Staunton, April 15 – The Western attack on Syria hasn’t changed the likely outcome of the conflict there, Bashar Asad’s alliances with Russia and Iran, or Vladimir Putin’s view of Donald Trump, Petr Akopov says; but it has already led to a transformation of Russian public opinion in adequate ways that could have dangerous consequences.
That the limited attack has not change the situation on the ground or Iranian and Russian support for Asad is obvious, the Moscow commentator writes in Vzglyad; and it is also obvious that Putin understands perfectly well that Trump acted to look tough and distract attention from his personal problems at home (vz.ru/politics/2018/4/14/917735.html).
But if Putin understands that what has just happened is “an imitation conflict,” it is far from clear that Russian public opinion views things in the same way, Akopov says. Russians are asking why the Kremlin hasn’t responded to what many of them see as an attack on Moscow’s status as a global power.
“It is surprising,” he says, that “people do not see or do not want to see the obvious.” First of all, Moscow’s talk about international law is “simply an element of a geopolitical game … Russia isn’t relying on it: it is defending its national interests by all available means.
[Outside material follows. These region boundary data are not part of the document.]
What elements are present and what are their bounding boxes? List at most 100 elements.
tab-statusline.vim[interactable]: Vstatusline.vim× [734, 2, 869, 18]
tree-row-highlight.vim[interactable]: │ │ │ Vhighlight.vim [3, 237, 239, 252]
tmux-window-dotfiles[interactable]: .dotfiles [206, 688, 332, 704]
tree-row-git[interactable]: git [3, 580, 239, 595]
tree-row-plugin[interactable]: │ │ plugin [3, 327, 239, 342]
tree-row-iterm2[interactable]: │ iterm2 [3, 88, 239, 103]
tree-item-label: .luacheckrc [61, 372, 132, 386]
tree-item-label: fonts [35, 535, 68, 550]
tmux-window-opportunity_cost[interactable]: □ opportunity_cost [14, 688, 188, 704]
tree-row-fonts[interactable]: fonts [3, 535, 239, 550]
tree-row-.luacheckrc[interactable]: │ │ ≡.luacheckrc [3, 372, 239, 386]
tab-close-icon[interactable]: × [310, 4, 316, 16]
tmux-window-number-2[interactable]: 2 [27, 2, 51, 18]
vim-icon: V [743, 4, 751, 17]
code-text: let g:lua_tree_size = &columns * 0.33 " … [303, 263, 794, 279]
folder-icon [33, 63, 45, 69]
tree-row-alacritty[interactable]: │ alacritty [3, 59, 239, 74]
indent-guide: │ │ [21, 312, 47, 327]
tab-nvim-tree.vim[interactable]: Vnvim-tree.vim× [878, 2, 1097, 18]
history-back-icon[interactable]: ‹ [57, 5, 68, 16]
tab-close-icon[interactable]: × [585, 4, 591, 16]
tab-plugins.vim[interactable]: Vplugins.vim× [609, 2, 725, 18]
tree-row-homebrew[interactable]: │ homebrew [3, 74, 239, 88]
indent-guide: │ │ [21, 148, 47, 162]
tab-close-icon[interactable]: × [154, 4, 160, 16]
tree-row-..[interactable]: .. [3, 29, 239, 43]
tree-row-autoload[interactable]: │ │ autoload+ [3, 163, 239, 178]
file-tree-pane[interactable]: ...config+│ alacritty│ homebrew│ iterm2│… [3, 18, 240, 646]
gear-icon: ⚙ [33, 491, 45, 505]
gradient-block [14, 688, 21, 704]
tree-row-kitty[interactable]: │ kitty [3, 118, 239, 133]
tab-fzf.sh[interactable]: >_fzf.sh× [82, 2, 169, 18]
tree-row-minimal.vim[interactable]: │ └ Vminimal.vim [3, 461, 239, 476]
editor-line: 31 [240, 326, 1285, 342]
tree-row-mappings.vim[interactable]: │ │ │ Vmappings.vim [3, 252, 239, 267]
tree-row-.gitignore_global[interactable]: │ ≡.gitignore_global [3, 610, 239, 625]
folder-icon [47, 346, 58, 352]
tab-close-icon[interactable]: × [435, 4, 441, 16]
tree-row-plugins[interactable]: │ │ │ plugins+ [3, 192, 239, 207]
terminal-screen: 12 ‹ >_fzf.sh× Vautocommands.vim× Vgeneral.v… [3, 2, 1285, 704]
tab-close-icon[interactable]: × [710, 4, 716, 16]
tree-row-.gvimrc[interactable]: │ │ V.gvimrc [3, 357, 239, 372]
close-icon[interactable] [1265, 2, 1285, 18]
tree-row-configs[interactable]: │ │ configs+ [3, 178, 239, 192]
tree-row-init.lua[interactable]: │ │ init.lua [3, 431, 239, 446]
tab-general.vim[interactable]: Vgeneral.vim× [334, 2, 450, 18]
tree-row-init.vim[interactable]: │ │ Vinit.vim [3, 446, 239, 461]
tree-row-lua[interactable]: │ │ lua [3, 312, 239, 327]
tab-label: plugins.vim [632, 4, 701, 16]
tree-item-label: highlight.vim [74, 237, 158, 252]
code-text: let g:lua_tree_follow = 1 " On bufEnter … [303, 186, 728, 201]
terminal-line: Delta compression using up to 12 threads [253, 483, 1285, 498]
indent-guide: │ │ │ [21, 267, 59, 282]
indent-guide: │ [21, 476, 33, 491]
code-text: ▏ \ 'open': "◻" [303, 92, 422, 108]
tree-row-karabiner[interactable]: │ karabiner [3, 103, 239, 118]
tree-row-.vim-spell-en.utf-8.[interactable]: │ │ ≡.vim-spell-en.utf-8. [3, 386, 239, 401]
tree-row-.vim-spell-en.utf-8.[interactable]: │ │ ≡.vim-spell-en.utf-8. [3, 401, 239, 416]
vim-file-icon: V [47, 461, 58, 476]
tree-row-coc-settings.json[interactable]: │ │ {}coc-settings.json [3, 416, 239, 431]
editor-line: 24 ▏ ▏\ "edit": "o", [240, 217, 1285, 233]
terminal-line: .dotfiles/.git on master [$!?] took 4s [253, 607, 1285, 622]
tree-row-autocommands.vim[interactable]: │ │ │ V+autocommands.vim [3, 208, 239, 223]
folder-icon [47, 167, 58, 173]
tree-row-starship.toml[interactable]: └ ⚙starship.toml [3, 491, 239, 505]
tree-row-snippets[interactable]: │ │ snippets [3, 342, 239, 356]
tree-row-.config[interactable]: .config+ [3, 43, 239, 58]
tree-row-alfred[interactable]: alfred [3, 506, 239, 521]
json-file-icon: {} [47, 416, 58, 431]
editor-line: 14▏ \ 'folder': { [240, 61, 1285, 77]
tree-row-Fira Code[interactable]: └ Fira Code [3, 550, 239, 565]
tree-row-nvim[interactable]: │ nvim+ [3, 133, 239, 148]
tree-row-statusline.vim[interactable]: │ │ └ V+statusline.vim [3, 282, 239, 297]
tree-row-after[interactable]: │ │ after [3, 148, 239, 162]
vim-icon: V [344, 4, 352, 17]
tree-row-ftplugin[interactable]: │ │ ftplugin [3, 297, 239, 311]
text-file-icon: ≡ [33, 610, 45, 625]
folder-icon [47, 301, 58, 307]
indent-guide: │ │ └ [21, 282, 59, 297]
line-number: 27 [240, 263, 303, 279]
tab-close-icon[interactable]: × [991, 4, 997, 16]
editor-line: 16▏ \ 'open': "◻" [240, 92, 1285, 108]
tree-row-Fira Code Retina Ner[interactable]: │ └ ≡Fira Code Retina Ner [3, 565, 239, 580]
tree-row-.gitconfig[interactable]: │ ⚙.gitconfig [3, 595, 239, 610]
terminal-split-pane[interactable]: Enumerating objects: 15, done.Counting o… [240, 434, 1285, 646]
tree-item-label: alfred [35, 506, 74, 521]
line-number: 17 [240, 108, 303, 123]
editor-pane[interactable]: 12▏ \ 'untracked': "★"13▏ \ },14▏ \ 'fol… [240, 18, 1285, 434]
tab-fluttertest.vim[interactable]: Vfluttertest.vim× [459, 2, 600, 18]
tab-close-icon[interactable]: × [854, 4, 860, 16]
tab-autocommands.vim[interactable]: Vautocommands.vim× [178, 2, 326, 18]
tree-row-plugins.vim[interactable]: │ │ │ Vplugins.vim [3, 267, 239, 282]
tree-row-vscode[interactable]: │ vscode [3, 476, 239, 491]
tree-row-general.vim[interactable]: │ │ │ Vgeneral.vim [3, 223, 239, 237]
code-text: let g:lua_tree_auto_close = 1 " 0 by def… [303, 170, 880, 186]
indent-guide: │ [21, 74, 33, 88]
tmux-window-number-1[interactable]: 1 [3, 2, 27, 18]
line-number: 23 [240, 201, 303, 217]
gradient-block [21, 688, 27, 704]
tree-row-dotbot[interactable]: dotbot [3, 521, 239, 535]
It is strange not to notice this.”
Second, “this strike did not inflict any harm on the positions of Russia in the world.” Three years ago, the West was talking about ousting Asad and excluding Russia from the Middle East; now, the positions of Asad and Moscow are much stronger, “and the position of the US not only in the Middle East but in the world as a whole has significantly weakened.”
And therefore, third, Russians who compare the attack on Syria with some kind of strike against Russia “are not simply being “stupid” but “laughable.” According to Akopov, “we are winning the Syrian war,” and the Americans are limiting their targets to ones in which Russians will not be harmed. Why should Moscow do anything but criticize in response?
The current Russian-American conflict in Syria isn’t at all close with the past conflicts Russians often compare it to. It isn’t like Vietnam in that Russia in Syria openly declares its presence and has made it clear that no lethal attacks against its forces there will be tolerated, something the Americans have been compelled to respect.
And it isn’t like Yugoslavia in the spring of 1999 when the Americans did whatever they wanted. Indeed, if one compares that situation with the one now, it is obvious “how the world and everything in it connected with Russia has changed over these years,” Akopov continues, although there is one aspect of this comparison worthy of note.
“The present US strike in Syria bears just the same symbolic and hopeless character as did the taking under [Russian] control of the airport of Kosovo’s capital because neither the one nor the other can change the course of history. In 1999, Russia couldn’t defend Serbia from NATO rockets and bombs.”
But now, “in 2018, the US cannot do anything to inflict harm on Syria and our positions both in that country and in the Middle East more generally,” not to speak of Russia itself. Putin understands that very well, Akopov suggests; it is important that the Russian people do as well lest in misreading the situation, they give the US a victory it doesn’t deserve.